Résultat : hausse des prix à la pompe.
➡️ Conséquence directe :
- baisse de l’intérêt pour les gros moteurs
- montée de l’électrique et de l’hybride
👉 Exemple : en Europe, les tensions géopolitiques ont déjà stimulé les ventes de véhicules électriques d’occasion .
📦 2. Perturbations logistiques
Les zones de conflit impactent :
- les routes maritimes (canal de Suez, détroits stratégiques)
- les délais d’approvisionnement
➡️ Effets :
- retards de production
- coûts logistiques plus élevés
- prix du neuf encore sous pression
💶 3. Climat économique incertain
Les tensions internationales créent :
- inflation
- prudence des ménages
- report des achats importants
👉 Or la voiture neuve est un des premiers achats sacrifiés.
📊 Une mutation plus profonde que la crise
Il serait une erreur de penser que le marché automobile est simplement en crise.
👉 En réalité, il se transforme :
Trois grandes tendances de fond
- 📉 Moins de neuf, mais plus cher
- 🔁 Explosion de l’occasion
- ⚡ Transition énergétique lente mais irréversible
🔮 Perspectives 2026–2030 : à quoi s’attendre ?
📉 Court terme (1–2 ans)
- Marché du neuf encore fragile
- Occasion toujours dominante
- Pression sur les marges des pros
⚖️ Moyen terme
- Stabilisation progressive
- Retour partiel du neuf si prix maîtrisés
- Montée de l’électrique d’occasion
🚀 Long terme
- Basculement vers :
- électrique
- leasing
- économie d’usage (moins de propriété)
🧠 Mon analyse (terrain + business)
Clairement, on est dans un marché beaucoup plus favorable aux pros de l’occasion que du neuf.
👉 Pour un professionnel (comme toi avec ALM MOTORS / GTAC), il y a plusieurs opportunités :
🔥 Opportunités
- forte demande sur véhicules fiables et bien suivis
- clients plus rationnels → importance de l’historique
- montée des outils type CarVertical / Autoviza (confiance)

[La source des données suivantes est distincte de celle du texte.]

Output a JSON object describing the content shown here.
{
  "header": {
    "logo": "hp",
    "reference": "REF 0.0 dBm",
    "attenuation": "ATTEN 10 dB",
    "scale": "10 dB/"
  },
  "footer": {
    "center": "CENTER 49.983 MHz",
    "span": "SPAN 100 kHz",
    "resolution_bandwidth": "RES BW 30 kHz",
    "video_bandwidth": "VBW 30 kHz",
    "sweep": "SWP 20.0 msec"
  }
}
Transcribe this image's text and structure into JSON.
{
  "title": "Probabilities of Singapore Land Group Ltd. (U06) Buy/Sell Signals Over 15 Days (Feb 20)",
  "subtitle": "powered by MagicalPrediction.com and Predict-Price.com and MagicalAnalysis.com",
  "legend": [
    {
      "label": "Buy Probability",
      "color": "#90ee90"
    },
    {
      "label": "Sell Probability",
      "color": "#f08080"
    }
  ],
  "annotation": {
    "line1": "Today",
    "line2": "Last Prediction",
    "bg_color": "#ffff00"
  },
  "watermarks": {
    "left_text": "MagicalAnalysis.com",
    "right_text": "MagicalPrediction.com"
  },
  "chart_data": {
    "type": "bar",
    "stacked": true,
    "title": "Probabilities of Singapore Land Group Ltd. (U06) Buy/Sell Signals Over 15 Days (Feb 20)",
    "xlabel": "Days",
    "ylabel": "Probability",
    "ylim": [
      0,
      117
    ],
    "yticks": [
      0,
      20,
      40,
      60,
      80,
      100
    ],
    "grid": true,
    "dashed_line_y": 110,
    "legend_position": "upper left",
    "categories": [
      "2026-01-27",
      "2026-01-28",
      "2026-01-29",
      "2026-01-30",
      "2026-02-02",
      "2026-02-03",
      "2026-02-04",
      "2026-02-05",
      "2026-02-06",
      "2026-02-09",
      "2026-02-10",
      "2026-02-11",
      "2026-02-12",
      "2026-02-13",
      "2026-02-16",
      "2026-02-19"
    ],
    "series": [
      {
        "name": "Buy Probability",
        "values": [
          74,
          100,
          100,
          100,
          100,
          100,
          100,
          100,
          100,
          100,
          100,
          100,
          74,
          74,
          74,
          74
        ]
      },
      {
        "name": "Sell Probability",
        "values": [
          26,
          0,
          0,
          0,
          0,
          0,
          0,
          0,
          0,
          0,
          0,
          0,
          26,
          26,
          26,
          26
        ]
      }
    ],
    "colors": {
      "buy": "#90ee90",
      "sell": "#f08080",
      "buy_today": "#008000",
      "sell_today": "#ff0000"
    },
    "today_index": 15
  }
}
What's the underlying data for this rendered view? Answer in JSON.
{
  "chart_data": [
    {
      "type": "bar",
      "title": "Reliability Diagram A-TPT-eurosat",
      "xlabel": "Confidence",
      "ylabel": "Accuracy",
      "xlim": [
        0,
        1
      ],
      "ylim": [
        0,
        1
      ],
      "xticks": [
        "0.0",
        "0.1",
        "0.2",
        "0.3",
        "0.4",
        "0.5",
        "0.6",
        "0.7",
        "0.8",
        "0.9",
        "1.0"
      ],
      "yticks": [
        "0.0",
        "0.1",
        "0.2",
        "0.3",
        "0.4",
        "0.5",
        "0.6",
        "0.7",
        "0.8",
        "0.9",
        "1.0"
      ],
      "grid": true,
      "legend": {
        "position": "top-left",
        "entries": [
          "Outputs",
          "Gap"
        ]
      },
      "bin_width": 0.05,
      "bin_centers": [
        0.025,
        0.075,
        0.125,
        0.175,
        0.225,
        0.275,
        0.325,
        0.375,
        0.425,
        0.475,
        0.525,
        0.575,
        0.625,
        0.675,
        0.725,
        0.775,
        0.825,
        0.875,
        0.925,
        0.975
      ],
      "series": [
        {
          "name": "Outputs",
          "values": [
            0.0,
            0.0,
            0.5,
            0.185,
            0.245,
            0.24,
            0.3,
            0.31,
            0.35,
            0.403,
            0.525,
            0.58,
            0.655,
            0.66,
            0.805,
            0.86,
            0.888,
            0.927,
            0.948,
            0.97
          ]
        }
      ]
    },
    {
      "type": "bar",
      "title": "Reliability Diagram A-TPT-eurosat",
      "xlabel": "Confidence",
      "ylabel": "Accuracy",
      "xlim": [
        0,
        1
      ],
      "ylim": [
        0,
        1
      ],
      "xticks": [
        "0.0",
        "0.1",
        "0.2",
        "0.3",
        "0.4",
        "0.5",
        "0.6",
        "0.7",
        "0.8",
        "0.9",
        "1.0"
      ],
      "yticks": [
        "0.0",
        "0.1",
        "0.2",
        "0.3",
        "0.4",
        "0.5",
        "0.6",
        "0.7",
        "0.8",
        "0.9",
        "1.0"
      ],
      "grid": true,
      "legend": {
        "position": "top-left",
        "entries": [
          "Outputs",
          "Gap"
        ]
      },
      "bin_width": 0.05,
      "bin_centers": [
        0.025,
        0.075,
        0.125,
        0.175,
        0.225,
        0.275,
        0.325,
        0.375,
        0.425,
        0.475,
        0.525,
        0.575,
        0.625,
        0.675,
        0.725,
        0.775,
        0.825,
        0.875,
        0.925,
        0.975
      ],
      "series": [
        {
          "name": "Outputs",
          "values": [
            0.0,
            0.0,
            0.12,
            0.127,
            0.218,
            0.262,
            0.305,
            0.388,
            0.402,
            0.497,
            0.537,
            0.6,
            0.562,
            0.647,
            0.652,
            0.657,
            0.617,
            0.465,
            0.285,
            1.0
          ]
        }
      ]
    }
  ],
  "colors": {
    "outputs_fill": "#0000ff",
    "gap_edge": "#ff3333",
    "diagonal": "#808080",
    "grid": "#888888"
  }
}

- marché des SUV / hybrides très dynamique
⚠️ Risques
- tension sur l’approvisionnement
- véhicules récents rares
- évolution rapide des réglementations
🏁 Conclusion
Le marché automobile français n’est pas en chute libre.
Il est en pleine recomposition.
👉 La guerre au Liban (et plus largement les tensions géopolitiques) agit comme un accélérateur indirect :
- hausse des coûts
- incertitude économique
- basculement vers l’occasion
👉 Le vrai tournant n’est pas la guerre.
C’est le changement de modèle économique de l’automobile.